Kto według Z Czuba przeniesie się do Seattle

Nie mogliśmy uwierzyć, gdy niedawno usłyszeliśmy, że David Stern niemal nie przeprosił fanów Sonics za to, że przyklepał jeden z największych szwindli w NBA, czyli przeniesienie Supersonics do Oklahoma City. Słowa ''przepraszam'' wprawdzie nie użył ale klucząc zapewniał, że wie jaka to strata dla miasta. Napomknął też, że może któryś z zespołów z powodu kryzysu ekonomicznego przeniesie się do Seattle, gdzie szanse rozwoju są ponoć spore. To zaś zainspirowało nas do tego by usiąść i zastanowić się, jakie zespoły powinny pójść w nasze ślady, czyli także usiąść i zastanowić się czy przypadkiem nie spakować się i nie sprawdzić czy w stanie Waszyngton jest pięknie o tej porze roku.

10. Piast Gliwice - nie chcemy odbierać Gliwicom Piasta, ale drużynie dzielnie walczącej o utrzymanie pewnie przydałby się własny stadion, by każdego meczu nie musieli grać na wyjeździe. Jeśli nie oni, to może na przeprowadzkę skusiłaby się Polonia Bytom, bo ponoć po Sonics zostało sporo strojów i piłkarze nie musieliby się więcej przebierać za Odrę. Warunek dla obu zespołów jest jeden - muszą szybko nauczyć się grać w kosza.

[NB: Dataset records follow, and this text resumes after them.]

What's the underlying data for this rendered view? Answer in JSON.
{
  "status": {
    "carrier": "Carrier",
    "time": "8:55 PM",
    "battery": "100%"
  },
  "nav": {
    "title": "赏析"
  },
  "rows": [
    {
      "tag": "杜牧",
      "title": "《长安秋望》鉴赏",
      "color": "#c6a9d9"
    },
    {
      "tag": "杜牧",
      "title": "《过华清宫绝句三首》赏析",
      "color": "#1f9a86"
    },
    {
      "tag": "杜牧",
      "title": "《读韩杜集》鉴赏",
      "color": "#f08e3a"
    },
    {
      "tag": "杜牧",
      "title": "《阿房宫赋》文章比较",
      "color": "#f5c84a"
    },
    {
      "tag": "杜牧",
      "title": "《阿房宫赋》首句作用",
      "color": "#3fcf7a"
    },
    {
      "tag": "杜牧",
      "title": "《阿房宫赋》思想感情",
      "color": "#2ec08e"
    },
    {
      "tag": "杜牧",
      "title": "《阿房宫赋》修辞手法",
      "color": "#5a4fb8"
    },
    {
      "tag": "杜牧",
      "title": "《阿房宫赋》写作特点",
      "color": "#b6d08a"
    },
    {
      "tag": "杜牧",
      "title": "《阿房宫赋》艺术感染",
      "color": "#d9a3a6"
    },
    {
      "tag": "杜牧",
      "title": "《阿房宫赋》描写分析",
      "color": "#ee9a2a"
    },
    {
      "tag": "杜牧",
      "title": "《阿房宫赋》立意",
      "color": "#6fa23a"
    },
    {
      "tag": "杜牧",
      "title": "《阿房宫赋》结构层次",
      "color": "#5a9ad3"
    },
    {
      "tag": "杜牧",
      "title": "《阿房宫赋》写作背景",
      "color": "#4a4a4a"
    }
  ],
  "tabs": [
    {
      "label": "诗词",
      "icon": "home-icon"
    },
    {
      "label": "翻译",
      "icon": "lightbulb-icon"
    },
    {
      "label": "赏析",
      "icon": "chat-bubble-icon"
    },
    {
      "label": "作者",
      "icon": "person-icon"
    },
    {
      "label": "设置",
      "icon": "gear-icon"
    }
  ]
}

9. Charlotte Bobcats - ale jeszcze nie teraz. Drużyny z Charlotte będą chcieli pozbyć się dopiero, gdy będzie w miarę silna. Tak jak to było z przeprowadzką Hornets, co sprawiło, że podejrzewamy, iż największe miasto Karoliny Północnej to koszykarski odpowiednik PSV Eindhoven, który jednak nie bawi się w rozsprzedawanie zespołu po jednym zawodniku i od razu idzie na całość.

8. AZS AWFiS Gdańsk - szczypiornistki z Trójmiasta starają się rozpaczliwie ratować klub . Może jednak zamiast tego, powinny go przenieść? W Seattle na pewno Sonics nie zastąpią, ale z załatanie dziur po zwiniętej w pakiecie do Oklahomy ekipie Seattle Storm z WNBA może już się udać. Dziewczyny kozłować już potrafią, teraz wystarczy więc, że nauczą się rzucać do kosza zamiast do bramki. Chociaż trzeba przyznać, że konkurować o publiczność z Seattle Mist łatwo im na pewno nie będzie.

7. St. Louis Blues - jeden z najbardziej dotkniętych recesją i przeciągami na trybunach klubów NHL. Jeśli chłopaki postanowią zrzucić ochraniacze i trochę poskakać będą pewnie musiały też zmienić nazwę z Blues na Grunge.

6. Happy End Kamenica - z jednej strony Mołdawianie z pewnością z chęcią zobaczyliby przysłowiowy ''szeroki świat'', w Seattle odzyskaliby zaś drużynę i od razu mieli odpowiednią do sytuacji nazwę.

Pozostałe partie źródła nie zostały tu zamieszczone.